Whenever two ads overlap, they will then have to fight it out to see which one will go on top. This fight is on-going and may involve one ad appearing on top, later underneath, then on top again, and so on.

To determine which of two overlapping ads goes on top, we would compare their current scores, where the score of an ad could be the number of visits minus the number of "hide" requests from consumers say.

One can view this approach as a geometric version of social news.

For a non-geometric version of this idea, we could have something like reddit but where the submitter determines and can change the rank of his/her link on the front page.

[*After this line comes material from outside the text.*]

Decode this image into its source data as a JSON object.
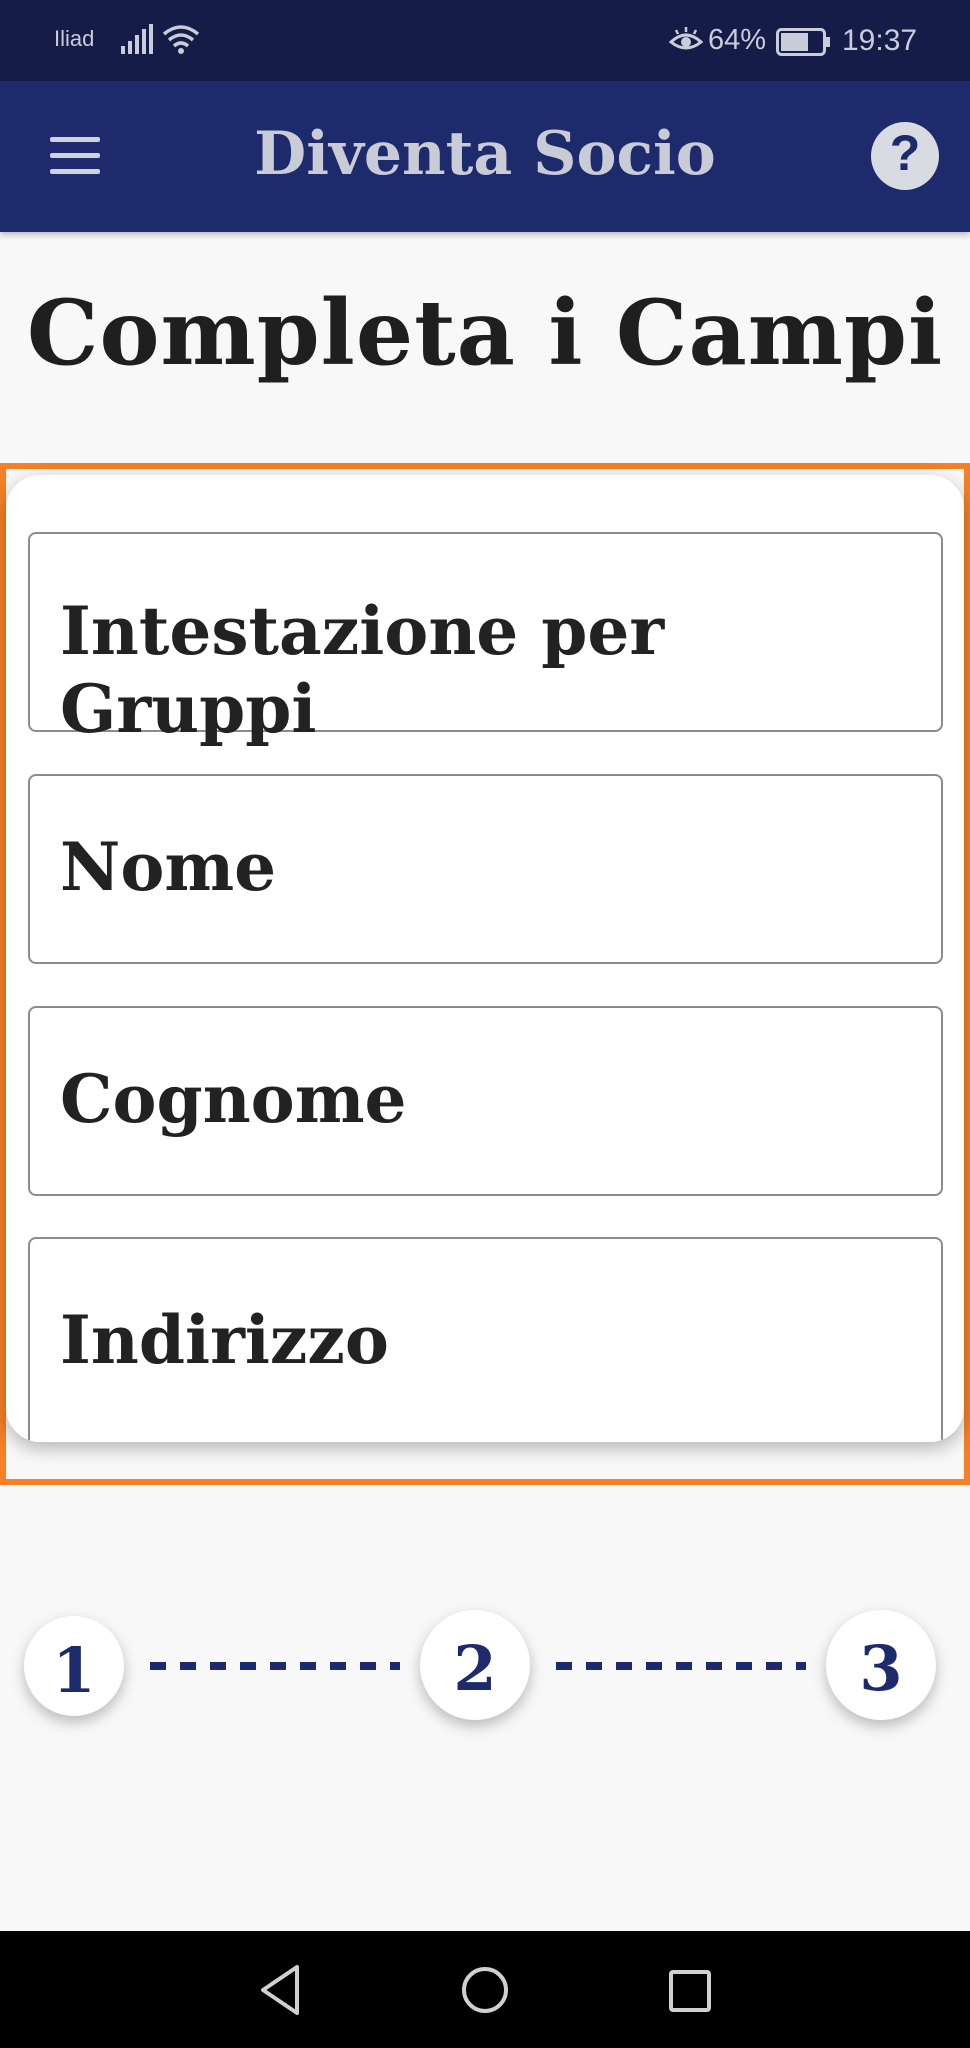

The issue is that a link ranked highly will have to share that rank with many links. We can have the probability that a user will see a link at rank k depend on the score of that link with respect to the scores of other links with rank k.

Monday, July 30, 2007

Why it is in Microsoft's self-interest to have an OS that is susceptible to viruses

If you are a commercial software developer, you would like an operating system where security risks (e.g., viruses) discourage users from pirating your software.

Yes, there's a limit to what users will tolerate. A system that is too insecure would not work. But the virus threat needs to be real to discourage piracy.

Ultimately, users do care about an OS with lots of software available. Many users will put up with some security threats to get that.

Saturday, July 28, 2007

Making random people famous

Consider a service that crawls the web for home pages and then displays one chosen at random each day for all to see and discuss.